Asitlilik: Yağlama yağlarında asitler, ham petrolden gelen doğal asitler, mineral asit adı verilen sülfirik asit ve compound yağlarda görülen yağ asitlerinden oluşur. Doğal asitler son derece zayıf olup, metaller üzerinde zararlı bir etki oluşturmazlar.
Su ile karışma: Yağlama yağlarına çeşitli şekillerde su karışabilir. Böyle durumlarda yağlama yağlarındaki suyun ayrılması son derece önemlidir. Aksi halde “Emülsiyon” veya yağ ile suyun bir daha ayrılamayacakları biçimde birbirine karışması olayı meydana gelir. Böyle yağlar sadece makinede ağır hasarların oluşmasına değil, sistemdeki tüm yağın bozulmasına da neden olur. Bu da çok büyük bir maddi kayıp demektir.
Çamur Eğilimi: Yağlama yağlarında çamur genellikle oksitlenme sonucu oluşur. Aşırı oksitlenme yağın renginin aşırı bir şekilde koyulaşmasına, viskozitesinin yükselmesine, asit değerinin artmasına ve karbonumsu maddelerin makineye ağır hasar vermesine neden olur.
Tüm mineral yağlama yağları, özellikle yüksek sıcaklıkta yapılarına su ve metal parçacıkları karışıp hava ile temas ettikleri zaman, oksitlenmeye karşı çok duyarlı olurlar. Bu nedenle yağlara su karışmasını kesinlikle önlemeliyiz. Yağların kirlenmesinde en önemli yabancı madde, aşınmalardan gelen metal partikülleridir. Metal partikülleri yağın oksitlenmesine, yapışkan artıklara ve çamur oluşumuna neden olurlar.
TBN (Total Base Number): Toplam alkalinlik sayısı; 1 gram yağlama yağında bulunan mg türünden potasyum hidroksit miktarıdır. Toplam alkalinlik sayısı yağlama yağının, yakıtın yapısındaki sülfür içeriğinden dolayı meydana gelen ve korozyona neden olan sülfirik asit oluşumunu önleyebilme yeteneğidir. Bununla birlikte yağlama yağının makine parçalarına yapışan yanma artıklarını temizleyebilme özelliğini de gösterir.

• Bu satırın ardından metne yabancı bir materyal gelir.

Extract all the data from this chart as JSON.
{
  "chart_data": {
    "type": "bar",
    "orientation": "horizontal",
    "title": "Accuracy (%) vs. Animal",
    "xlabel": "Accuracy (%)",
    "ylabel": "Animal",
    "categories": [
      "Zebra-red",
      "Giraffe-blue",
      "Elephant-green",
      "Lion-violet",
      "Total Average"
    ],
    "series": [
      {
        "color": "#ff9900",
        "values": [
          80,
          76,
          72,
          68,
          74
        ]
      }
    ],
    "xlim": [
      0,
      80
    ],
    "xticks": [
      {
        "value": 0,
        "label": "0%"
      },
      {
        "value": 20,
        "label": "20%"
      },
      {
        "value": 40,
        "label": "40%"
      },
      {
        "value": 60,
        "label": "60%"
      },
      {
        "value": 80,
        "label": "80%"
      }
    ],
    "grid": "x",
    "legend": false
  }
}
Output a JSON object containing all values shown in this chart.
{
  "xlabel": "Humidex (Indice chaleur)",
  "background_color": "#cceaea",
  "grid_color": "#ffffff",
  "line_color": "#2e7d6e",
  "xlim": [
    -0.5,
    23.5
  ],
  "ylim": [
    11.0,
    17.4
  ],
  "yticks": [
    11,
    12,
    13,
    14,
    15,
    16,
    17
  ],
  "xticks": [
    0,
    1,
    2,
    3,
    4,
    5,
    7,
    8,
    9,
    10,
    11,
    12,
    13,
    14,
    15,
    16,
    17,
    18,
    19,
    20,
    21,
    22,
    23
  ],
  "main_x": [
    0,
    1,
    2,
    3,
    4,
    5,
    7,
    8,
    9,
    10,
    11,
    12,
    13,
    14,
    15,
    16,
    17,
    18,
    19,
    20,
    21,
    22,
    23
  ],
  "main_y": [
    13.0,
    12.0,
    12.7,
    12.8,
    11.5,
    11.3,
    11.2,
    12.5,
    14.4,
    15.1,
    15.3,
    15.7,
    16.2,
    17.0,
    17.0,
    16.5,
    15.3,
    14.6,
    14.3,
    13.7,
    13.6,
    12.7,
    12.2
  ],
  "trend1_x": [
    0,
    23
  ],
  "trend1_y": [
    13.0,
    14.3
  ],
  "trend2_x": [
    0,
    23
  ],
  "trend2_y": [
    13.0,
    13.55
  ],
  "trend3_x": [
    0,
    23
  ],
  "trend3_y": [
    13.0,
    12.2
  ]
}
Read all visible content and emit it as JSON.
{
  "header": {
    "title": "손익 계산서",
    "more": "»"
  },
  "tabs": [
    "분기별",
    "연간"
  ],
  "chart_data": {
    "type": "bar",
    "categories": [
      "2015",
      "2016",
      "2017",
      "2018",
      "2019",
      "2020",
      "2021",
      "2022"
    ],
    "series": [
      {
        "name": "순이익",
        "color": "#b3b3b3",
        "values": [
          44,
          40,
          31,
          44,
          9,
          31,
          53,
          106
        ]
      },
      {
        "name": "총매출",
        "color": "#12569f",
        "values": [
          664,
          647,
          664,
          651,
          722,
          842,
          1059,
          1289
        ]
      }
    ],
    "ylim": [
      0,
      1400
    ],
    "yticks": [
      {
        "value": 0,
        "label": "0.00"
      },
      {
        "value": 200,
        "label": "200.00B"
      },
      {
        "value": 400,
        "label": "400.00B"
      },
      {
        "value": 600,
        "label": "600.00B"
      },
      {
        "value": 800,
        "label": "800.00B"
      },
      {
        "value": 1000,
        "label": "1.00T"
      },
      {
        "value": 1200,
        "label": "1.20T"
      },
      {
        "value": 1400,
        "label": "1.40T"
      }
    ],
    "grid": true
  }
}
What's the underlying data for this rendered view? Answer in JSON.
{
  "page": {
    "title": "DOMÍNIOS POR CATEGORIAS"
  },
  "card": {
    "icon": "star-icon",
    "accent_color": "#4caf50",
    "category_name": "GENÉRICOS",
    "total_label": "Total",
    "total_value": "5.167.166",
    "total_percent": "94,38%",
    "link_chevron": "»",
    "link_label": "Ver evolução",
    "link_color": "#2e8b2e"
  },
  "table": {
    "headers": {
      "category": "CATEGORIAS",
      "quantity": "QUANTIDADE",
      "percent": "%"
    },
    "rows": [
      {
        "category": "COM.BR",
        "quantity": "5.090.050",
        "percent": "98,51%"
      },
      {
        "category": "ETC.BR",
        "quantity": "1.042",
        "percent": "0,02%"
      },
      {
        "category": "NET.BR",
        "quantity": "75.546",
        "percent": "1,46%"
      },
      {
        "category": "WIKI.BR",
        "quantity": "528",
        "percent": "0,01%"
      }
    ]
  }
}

Insoluble (Çözülemeyen): Insoluble, yağın içinde çözülmeyen yapışkan maddelerdir. Bu maddelerin ana bileşeni bir yanma ürünü olan kurum ve nötrleşmiş bir bileşen olan kalsiyum sülfattır. Bu maddeler bir çözücü olan n-pentan içinde dahi çözülmediğinden, n-pentan insoluble yağlama yağının yapışkanlık derecesini gösteren bir cetvel gibi kullanılabilir.